To prepare for Sorto’s surgery in April 2013, the researchers first used functional magnetic resonance imaging to identify two precise regions of his parietal cortex that activated when he imagined reaching and grasping motions. The surgeons implanted two tiny microelectrode arrays, each with 96 electrodes that could record the electrical activity of single neurons. The grids linked to two metal “pedestals” that jutted out of Sorto’s skull. Within one month of surgery, Sorto was ready to get to work. The researchers connected cables to the pedestals, bringing the neural signals to a computer that analyzed them and sent commands to the robot arm. In the first experiment, a scientist made a simple twisting motion with his own wrist, and Sorto imagined himself imitating the gesture. And that’s just what the robot arm did. “It was pretty much effortless,” Sorto says.

From the population of neurons tapped by those electrodes, the researchers could distinguish cells whose activity coded for the location that Sorto wanted to reach, movement trajectories, and particular types of movement. Each day’s experiments began with system calibration, because the electrodes shifted slightly within Sorto’s head and picked up different neurons. “Our decoding algorithms took that into account,” Andersen says.
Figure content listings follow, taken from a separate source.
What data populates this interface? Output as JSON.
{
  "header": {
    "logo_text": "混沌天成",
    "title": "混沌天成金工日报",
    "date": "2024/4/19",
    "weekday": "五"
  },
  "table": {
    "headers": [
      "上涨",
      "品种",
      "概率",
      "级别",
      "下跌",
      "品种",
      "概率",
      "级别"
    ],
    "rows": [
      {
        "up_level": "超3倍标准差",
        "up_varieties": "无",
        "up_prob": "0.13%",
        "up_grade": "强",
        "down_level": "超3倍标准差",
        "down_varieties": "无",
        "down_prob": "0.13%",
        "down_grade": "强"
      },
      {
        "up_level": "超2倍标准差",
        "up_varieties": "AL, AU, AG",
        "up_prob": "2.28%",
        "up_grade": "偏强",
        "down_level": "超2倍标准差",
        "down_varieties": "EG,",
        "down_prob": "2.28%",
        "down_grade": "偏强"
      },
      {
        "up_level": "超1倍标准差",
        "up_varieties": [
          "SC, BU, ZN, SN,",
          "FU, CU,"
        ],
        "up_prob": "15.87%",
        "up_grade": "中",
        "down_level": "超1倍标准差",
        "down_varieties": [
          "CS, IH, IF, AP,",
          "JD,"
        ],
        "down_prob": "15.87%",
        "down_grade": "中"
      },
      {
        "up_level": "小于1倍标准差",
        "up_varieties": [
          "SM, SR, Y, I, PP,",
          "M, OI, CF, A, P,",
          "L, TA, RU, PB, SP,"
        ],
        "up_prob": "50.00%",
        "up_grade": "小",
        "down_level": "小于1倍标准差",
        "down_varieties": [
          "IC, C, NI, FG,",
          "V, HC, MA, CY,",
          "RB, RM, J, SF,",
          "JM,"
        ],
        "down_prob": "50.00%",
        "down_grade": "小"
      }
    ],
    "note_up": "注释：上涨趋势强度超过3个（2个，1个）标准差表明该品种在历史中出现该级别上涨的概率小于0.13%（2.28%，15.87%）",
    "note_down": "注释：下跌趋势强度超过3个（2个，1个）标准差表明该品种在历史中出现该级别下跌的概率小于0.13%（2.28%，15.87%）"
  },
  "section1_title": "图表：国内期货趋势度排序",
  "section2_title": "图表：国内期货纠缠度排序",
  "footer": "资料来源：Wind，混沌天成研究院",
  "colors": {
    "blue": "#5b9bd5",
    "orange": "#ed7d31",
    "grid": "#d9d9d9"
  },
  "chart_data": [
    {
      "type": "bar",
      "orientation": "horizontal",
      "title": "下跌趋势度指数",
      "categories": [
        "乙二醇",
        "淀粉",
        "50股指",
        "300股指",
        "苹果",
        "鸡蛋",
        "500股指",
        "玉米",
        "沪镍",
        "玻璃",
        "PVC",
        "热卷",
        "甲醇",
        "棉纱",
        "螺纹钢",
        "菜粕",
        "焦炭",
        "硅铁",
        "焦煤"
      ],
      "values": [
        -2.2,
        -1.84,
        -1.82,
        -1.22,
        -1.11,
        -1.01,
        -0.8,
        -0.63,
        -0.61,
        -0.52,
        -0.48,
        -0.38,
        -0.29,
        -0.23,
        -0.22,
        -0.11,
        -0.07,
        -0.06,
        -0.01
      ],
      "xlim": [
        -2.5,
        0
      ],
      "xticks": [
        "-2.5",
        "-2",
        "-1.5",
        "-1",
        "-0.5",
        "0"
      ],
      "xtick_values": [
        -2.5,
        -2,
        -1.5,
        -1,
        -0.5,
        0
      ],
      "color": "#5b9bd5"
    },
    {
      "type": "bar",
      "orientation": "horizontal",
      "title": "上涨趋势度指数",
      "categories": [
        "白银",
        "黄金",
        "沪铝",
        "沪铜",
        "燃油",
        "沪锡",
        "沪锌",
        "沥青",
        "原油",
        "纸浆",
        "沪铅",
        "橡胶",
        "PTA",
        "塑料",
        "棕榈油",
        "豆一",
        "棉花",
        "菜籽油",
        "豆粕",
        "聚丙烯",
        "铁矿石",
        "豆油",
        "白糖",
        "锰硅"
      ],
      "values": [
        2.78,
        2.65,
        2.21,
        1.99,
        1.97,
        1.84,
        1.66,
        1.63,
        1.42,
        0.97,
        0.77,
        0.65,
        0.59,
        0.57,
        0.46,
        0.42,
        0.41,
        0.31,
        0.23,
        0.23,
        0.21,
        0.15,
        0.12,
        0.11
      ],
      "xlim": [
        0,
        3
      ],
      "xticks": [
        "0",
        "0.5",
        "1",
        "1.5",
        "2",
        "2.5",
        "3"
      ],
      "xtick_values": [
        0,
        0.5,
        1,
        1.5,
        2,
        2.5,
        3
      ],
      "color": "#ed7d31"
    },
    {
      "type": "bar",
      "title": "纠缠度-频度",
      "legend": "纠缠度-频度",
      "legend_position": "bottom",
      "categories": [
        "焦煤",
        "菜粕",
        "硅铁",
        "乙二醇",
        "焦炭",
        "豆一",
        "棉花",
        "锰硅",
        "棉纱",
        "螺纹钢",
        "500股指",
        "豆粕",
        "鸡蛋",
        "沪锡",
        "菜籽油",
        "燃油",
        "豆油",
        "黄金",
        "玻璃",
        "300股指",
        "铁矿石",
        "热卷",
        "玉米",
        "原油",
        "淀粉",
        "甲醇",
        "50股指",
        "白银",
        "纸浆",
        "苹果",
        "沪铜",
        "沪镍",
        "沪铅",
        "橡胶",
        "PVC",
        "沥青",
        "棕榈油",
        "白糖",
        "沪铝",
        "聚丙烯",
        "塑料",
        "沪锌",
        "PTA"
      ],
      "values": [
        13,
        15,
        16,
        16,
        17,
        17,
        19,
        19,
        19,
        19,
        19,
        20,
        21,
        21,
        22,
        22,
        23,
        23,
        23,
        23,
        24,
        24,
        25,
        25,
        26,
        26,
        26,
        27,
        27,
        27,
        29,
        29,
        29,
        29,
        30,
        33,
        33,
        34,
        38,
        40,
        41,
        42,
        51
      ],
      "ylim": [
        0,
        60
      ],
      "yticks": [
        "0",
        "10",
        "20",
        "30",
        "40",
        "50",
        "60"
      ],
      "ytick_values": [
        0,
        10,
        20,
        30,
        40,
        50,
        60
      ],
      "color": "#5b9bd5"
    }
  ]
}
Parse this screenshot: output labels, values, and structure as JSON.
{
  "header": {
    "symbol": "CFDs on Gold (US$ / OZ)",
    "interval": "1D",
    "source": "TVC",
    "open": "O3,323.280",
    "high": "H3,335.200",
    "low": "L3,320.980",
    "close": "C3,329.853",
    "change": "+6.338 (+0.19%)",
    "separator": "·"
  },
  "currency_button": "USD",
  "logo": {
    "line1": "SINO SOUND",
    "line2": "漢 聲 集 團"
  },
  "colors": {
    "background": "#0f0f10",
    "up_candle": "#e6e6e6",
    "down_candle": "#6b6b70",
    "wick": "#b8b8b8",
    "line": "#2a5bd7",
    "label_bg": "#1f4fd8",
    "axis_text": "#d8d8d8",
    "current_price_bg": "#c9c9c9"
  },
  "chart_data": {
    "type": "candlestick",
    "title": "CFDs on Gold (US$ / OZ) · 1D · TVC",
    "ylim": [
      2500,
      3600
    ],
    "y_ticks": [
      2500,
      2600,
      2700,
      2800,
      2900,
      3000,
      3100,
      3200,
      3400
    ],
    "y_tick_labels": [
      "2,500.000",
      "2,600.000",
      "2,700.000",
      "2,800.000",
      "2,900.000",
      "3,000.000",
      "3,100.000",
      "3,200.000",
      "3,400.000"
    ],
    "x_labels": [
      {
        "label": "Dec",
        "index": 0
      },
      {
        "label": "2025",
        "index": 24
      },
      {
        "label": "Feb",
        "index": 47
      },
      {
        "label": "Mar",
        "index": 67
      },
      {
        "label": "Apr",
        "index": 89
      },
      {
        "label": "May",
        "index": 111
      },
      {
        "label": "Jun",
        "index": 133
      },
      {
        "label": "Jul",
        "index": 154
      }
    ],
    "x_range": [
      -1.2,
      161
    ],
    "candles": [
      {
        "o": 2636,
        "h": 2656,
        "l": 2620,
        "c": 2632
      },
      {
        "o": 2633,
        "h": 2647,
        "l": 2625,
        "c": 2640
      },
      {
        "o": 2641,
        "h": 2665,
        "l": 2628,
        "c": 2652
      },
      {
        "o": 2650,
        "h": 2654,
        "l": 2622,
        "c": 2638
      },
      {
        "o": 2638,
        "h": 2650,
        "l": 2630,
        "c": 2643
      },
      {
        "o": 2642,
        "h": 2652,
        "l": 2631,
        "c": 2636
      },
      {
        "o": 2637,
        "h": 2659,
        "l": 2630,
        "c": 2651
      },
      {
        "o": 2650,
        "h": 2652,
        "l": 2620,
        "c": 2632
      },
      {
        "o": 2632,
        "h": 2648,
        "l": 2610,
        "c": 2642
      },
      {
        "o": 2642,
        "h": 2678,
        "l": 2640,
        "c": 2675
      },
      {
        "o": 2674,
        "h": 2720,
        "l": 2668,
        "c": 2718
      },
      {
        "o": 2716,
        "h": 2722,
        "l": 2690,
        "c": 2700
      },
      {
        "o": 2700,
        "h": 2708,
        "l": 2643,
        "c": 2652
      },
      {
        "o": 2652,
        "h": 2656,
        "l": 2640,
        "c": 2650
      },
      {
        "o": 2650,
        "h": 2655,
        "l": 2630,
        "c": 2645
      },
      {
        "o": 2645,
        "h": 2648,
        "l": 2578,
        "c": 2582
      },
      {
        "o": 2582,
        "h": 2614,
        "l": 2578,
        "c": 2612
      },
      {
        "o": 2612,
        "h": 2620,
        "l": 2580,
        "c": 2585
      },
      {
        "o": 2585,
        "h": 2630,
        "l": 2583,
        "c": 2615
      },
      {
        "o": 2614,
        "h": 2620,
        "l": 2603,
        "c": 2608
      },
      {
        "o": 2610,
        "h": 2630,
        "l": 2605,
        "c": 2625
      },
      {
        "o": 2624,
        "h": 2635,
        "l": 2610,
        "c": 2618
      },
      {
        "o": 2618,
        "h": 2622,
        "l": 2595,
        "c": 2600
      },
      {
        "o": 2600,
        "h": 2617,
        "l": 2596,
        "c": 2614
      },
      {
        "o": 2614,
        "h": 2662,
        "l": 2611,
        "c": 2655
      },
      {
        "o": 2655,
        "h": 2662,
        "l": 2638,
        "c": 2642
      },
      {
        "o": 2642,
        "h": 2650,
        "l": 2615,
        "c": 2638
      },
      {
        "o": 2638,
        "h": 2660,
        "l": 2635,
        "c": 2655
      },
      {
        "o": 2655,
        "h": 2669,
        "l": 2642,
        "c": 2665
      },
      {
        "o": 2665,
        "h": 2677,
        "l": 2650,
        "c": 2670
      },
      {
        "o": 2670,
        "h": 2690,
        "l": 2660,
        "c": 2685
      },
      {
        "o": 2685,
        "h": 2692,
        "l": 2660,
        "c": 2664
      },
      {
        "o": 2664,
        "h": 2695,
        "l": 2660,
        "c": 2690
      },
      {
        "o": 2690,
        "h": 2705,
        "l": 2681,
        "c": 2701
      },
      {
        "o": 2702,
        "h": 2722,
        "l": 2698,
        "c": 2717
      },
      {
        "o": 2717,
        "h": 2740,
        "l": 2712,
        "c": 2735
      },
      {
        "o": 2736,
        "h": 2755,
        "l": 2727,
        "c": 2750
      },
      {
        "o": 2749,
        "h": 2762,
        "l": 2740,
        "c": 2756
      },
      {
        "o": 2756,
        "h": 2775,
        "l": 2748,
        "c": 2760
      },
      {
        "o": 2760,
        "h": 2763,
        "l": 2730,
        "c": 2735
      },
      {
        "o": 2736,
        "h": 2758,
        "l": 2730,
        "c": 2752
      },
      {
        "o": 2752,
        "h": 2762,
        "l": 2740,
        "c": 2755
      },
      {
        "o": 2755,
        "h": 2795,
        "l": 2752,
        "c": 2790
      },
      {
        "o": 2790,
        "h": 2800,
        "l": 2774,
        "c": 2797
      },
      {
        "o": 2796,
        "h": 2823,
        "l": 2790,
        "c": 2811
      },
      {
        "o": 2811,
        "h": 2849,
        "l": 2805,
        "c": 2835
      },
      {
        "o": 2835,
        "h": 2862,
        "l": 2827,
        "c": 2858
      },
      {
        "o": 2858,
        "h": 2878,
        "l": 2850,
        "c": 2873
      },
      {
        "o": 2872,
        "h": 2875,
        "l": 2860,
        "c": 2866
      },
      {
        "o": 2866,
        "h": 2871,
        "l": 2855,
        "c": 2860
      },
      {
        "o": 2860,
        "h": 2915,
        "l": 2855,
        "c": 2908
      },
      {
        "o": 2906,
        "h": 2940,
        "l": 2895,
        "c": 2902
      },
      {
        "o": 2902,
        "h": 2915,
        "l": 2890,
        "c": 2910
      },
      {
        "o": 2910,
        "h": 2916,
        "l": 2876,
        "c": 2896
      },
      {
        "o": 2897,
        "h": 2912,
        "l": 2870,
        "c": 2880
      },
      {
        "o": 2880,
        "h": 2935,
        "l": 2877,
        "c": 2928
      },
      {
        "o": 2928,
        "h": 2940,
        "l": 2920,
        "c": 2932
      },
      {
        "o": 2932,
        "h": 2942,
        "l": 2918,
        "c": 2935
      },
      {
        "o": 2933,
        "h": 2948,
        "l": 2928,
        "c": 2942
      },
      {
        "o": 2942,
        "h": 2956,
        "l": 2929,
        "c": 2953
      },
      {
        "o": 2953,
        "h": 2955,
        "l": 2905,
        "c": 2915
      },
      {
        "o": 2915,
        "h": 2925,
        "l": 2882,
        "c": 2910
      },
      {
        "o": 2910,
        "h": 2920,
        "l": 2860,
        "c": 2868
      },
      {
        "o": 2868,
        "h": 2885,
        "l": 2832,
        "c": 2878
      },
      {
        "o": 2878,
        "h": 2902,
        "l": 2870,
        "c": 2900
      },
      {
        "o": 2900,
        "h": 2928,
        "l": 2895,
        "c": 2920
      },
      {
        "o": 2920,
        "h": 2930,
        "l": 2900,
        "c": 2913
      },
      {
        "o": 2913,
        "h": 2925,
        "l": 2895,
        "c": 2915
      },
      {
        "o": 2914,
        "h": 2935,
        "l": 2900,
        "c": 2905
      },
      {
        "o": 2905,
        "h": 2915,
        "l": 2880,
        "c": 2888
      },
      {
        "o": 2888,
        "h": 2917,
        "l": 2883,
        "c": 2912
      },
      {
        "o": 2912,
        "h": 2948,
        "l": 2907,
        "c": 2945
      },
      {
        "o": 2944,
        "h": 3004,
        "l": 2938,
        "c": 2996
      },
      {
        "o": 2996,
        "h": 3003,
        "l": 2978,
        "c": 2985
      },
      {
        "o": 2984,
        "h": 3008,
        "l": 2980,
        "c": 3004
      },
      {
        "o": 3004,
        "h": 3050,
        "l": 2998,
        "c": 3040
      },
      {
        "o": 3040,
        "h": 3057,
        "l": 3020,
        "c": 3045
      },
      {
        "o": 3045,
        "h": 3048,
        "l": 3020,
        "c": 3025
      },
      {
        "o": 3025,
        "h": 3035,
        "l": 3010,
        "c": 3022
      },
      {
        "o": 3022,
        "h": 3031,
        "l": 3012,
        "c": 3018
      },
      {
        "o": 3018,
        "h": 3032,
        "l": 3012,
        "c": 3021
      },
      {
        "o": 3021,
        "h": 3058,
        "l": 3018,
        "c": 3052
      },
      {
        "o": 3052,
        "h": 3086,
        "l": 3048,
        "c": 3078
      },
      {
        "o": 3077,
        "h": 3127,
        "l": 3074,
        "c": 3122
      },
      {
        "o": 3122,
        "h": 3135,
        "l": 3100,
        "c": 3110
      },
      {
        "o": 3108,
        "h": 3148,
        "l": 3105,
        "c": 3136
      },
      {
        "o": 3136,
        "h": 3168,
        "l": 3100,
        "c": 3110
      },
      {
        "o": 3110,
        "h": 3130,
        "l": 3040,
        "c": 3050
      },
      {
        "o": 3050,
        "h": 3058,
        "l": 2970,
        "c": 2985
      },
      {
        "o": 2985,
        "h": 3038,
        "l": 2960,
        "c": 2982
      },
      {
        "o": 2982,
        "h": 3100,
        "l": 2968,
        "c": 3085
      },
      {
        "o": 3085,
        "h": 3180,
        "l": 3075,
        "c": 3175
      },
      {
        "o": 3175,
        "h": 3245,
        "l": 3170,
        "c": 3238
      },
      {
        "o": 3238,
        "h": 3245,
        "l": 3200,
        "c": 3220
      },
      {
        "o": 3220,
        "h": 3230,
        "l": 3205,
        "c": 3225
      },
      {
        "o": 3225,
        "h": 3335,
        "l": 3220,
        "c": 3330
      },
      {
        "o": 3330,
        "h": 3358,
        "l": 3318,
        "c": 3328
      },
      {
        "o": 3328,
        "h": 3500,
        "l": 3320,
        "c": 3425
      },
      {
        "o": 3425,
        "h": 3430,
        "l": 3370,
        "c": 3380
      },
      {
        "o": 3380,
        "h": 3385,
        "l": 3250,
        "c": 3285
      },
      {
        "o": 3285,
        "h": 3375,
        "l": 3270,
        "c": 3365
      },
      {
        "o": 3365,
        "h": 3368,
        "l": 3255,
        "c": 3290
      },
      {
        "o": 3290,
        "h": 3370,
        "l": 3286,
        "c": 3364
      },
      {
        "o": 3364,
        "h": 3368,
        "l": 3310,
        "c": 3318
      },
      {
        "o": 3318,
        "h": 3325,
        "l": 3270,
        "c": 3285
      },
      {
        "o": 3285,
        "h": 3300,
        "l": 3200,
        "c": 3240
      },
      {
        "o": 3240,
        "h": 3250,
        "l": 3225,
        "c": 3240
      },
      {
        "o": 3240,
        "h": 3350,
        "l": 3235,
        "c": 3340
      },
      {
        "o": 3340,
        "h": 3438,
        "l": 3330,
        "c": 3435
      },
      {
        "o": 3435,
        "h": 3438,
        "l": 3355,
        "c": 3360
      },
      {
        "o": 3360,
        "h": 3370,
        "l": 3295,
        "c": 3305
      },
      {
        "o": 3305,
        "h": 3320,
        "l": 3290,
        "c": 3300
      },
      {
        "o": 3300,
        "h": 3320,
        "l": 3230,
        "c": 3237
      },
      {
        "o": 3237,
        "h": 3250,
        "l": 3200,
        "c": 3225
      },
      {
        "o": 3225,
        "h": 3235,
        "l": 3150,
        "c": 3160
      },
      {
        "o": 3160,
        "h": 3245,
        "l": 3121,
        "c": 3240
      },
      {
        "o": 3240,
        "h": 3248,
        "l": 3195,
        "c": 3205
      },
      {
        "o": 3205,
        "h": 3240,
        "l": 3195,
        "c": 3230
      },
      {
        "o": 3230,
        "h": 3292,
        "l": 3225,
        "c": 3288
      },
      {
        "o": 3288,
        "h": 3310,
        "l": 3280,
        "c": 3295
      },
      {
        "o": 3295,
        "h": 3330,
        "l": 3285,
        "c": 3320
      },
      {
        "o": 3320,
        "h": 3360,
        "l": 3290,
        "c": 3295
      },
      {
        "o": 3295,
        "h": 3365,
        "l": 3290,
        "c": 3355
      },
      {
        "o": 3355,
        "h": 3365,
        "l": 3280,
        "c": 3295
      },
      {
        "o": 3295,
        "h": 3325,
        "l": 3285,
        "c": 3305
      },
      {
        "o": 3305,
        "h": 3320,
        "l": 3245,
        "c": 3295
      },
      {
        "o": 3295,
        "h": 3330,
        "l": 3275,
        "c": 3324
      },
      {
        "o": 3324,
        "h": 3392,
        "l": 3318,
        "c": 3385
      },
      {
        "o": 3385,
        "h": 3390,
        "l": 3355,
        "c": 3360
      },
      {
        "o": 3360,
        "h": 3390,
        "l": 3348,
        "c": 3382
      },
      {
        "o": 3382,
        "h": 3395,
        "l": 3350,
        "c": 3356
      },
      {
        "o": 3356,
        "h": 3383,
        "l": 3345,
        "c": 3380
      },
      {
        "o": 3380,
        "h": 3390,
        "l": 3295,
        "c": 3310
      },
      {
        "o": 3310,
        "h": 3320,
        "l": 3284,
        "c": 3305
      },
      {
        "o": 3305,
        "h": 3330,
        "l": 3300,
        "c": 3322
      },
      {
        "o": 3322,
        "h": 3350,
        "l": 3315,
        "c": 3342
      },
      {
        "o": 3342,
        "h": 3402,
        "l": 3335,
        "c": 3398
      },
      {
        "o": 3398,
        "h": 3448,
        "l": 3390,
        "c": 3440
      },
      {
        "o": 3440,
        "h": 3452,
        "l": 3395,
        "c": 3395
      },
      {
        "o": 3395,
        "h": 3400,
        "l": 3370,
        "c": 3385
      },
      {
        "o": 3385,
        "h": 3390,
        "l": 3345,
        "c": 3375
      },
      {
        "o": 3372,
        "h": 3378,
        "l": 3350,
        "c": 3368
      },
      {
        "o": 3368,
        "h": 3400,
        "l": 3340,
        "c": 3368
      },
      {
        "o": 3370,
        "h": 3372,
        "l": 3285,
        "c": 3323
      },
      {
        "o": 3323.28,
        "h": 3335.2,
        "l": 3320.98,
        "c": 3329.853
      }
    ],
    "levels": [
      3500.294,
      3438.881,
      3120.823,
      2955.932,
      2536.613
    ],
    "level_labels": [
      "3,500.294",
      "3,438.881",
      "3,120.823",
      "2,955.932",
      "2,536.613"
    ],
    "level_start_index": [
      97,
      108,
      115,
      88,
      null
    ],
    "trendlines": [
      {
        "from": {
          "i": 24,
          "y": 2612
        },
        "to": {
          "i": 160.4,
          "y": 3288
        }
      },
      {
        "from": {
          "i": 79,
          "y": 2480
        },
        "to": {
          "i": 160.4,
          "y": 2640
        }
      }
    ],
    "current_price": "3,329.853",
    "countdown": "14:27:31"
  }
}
If a given electrode was no longer contributing useful information to the decoding of a goal location, for example, the algorithm would ignore its signal and substitute other inputs. Andersen thinks such adaptive algorithms may enable a wide range of BCIs to record reliably over time.

Most of the prior studies in which paralyzed people used implanted BCIs were conducted by John Donoghue­, director of Brown University’s Institute for Brain Science and a pioneer in the use of implants in the motor cortex. Donoghue says that the new research advances our understanding of the parietal cortex’s role in generating movements and proves that it can provide a useful control signal. However, he’s not convinced it’s inherently a better signal than that provided by the motor cortex. “You get pretty good control from all these places, but it’s not clear how to get really good control,” he says.

While Andersen has suggested that combining the signals from the parietal and motor cortices might yield clearer commands for a robotic limb, Donoghue says that combination wouldn’t necessarily add value. “When you move your hand, you’re probably using 80 percent of your brain,” Donoghue says. The parietal and motor cortices provide similar signals, Donoghue says, so some other brain region may hold the key information that would result in truly natural movement. “It’s one of the great mysteries,” Donoghue says. “There’s something we still haven’t detected about the way the brain does movement.”

Sorto, meanwhile, has continued to work with what he has: More than two years after his surgery, his electrodes are still functioning and his enthusiasm is undimmed. In his second year of experiments, he mastered precise reaching and grasping movements by dint of an unusual exercise. “I played over 6,700 rounds of rock-paper-scissors,” Sorto says with agonized emphasis. “I want everybody to know that I worked hard.” It paid off, though, at the end of that second year, when he reached a long-held goal: He used the robot arm to lift a bottle of Modelo beer to his mouth and take a long swig.